The door opened. The handsome woman with badly disguised bruises on her face smiled without opening her mouth. “Well, Tallulah, we meet again.”
Tallulah pushed the door aside and swept past Nanette into the impressively oversized room. “We’ve met before, dahling? You’ll have to forgive me, my memory’s a sieve. When did we meet?”
Nanette shut the door and shot its bolt into place. I suppose bolts are now the fashion, thought Tallulah, thanks to some nuts. “With Abner at some parties, a long time ago.”
“Dahling, in my life a long time ago is this morning.”
“Can I get you a drink?”
“Not too soon. A very dry vodka martini with lots of rocks.”
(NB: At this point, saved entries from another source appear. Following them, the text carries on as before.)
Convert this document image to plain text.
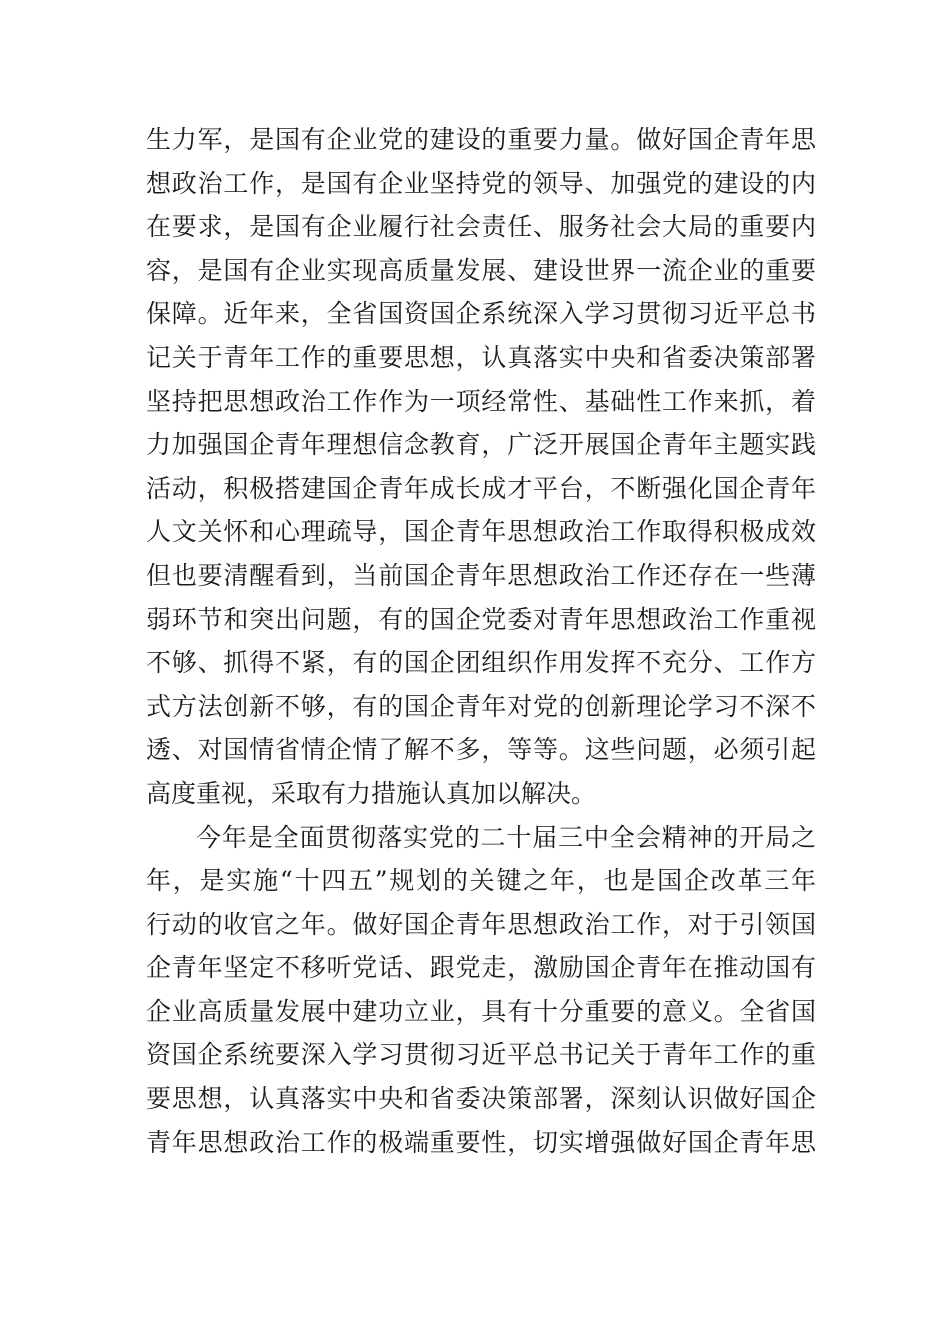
生力军，是国有企业党的建设的重要力量。做好国企青年思
想政治工作，是国有企业坚持党的领导、加强党的建设的内
在要求，是国有企业履行社会责任、服务社会大局的重要内
容，是国有企业实现高质量发展、建设世界一流企业的重要
保障。近年来，全省国资国企系统深入学习贯彻习近平总书
记关于青年工作的重要思想，认真落实中央和省委决策部署
坚持把思想政治工作作为一项经常性、基础性工作来抓，着
力加强国企青年理想信念教育，广泛开展国企青年主题实践
活动，积极搭建国企青年成长成才平台，不断强化国企青年
人文关怀和心理疏导，国企青年思想政治工作取得积极成效
但也要清醒看到，当前国企青年思想政治工作还存在一些薄
弱环节和突出问题，有的国企党委对青年思想政治工作重视
不够、抓得不紧，有的国企团组织作用发挥不充分、工作方
式方法创新不够，有的国企青年对党的创新理论学习不深不
透、对国情省情企情了解不多，等等。这些问题，必须引起
高度重视，采取有力措施认真加以解决。
今年是全面贯彻落实党的二十届三中全会精神的开局之
年，是实施“十四五”规划的关键之年，也是国企改革三年
行动的收官之年。做好国企青年思想政治工作，对于引领国
企青年坚定不移听党话、跟党走，激励国企青年在推动国有
企业高质量发展中建功立业，具有十分重要的意义。全省国
资国企系统要深入学习贯彻习近平总书记关于青年工作的重
要思想，认真落实中央和省委决策部署，深刻认识做好国企
青年思想政治工作的极端重要性，切实增强做好国企青年思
“Lemon peel? Olive? Onions?”
“No fruit, dahling. Too much acid” Nanette went to the bar and Tallulah gave the room her own special brand of microscopic examination. Her house in Bedford Village, decorated by an aspiring young man who worshiped at her throne, Tallulah described as being decorated in early acolyte. Nanette’s studio she would describe as decorated in passé Bohemia It was the sort of Greenwich Village decor Tallulah would have admired in 1920, when she was still young and impressionable. Velvet drapes hung from a balcony and lacked only Douglas Fairbanks Senior swooping down, brandishing a saber and flashing his grand-piano teeth while laughing with devil-may-care insouciance, a memory courtesy of his film The Black Pirate. There was much agonizing in the subjects of the paintings hung scatter fashion on the walls. Kathe Kollwitz-type women and children with their mouths open, presumably caught in mid-howl, and she suspected at least one of them might be an authentic Kollwitz, a legacy from Abner Walsh. Kollwitz would have been his taste.